In North Dakota, a typical tight oil well has a 1.8 mile (2.9 km) horizontal section running through the Middle Bakken formation. It is fracked in up to 40 separate stages along its length. Initially wells in the Bakken were drilled with a wide spacing (1 or 2 wells per square mile) but companies are now moving towards denser drilling patterns of up to 4 wells per square mile (160 acre spacing). It is unclear whether this might evolve to even higher well densities in the future; shale gas wells are often drilled on an 8 wells per square mile spacing (80 acre spacing). Over 10,000 tight oil wells have been drilled in the Bakken Shale so far, and around 150 drilling rigs are were operating there (until the recent oil price crash) drilling about 1,800 wells a year. Tens of thousands more wells would need to be drilled to extract the quantities of oil that is claimed to be recoverable.
The social, safety and environmental impacts on North Dakota of this intense extraction effort have been huge, but it should be noted that North Dakota has one of the lowest population density states in the US with around 10 people per square mile. Less than 700,000 people live in an area larger than England and Wales. In comparison the population density of the UK is over 660 people per square mile, and Sussex has a population density of over 1,100 people per square mile. It is in the eastern US, in states like Pennsylvania, where the population density is 28 times higher than North Dakota (though still only a third of that in the UK), that the largest numbers of people have been significantly affected by unconventional oil and gas extraction.

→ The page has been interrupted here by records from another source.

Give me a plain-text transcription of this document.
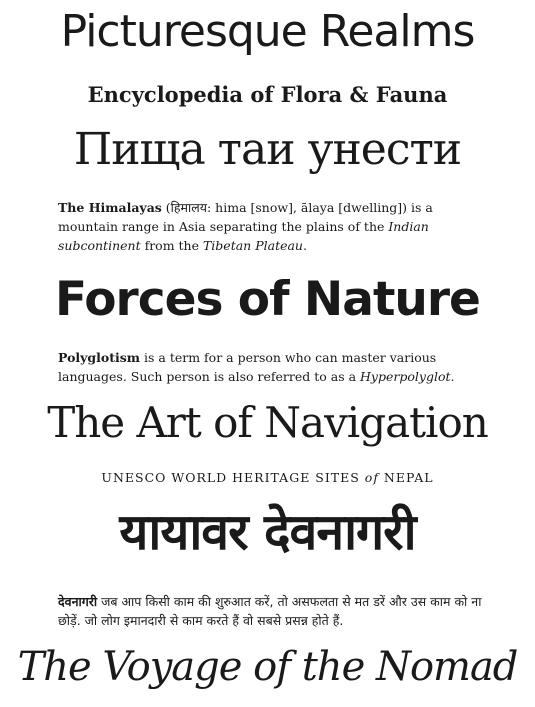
Picturesque Realms
Encyclopedia of Flora & Fauna
Пища таи унести
The Himalayas (हिमालय: hima [snow], ālaya [dwelling]) is a mountain range in Asia separating the plains of the Indian subcontinent from the Tibetan Plateau.
Forces of Nature
Polyglotism is a term for a person who can master various languages. Such person is also referred to as a Hyperpolyglot.
The Art of Navigation
UNESCO WORLD HERITAGE SITES of NEPAL
यायावर देवनागरी
देवनागरी जब आप किसी काम की शुरुआत करें, तो असफलता से मत डरें और उस काम को ना छोड़ें. जो लोग इमानदारी से काम करते हैं वो सबसे प्रसन्न होते हैं.
The Voyage of the Nomad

In the UK, even before the recent flow testing at Horse Hill, UK Oil & Gas Investments (UKOG) had commissioned studies into how it might exploit this tight oil. The details are sketchy and focus is on the concept of a single pad. It carefully avoids any question of how may pads and wells this could mean across the region, but does mention that sites across the Weald are already being identified. The two non-commercial appraisal sites which Cuadrilla is fighting to impose on Lancashire have 4 wells per pad, but even so their impact is far from insignificant. The Weald concept pad has 12 horizontal wells (with provision for 4 more) and an additional production processing facility larger than the pad itself. The concept assumes that the oil will be transported to the Fawley Oil Refinery in Hampshire by road tanker; a highly dangerous prospect (for more details of the impacts of Bakken Shale oil transport see How could the Weald be affected by fracking?).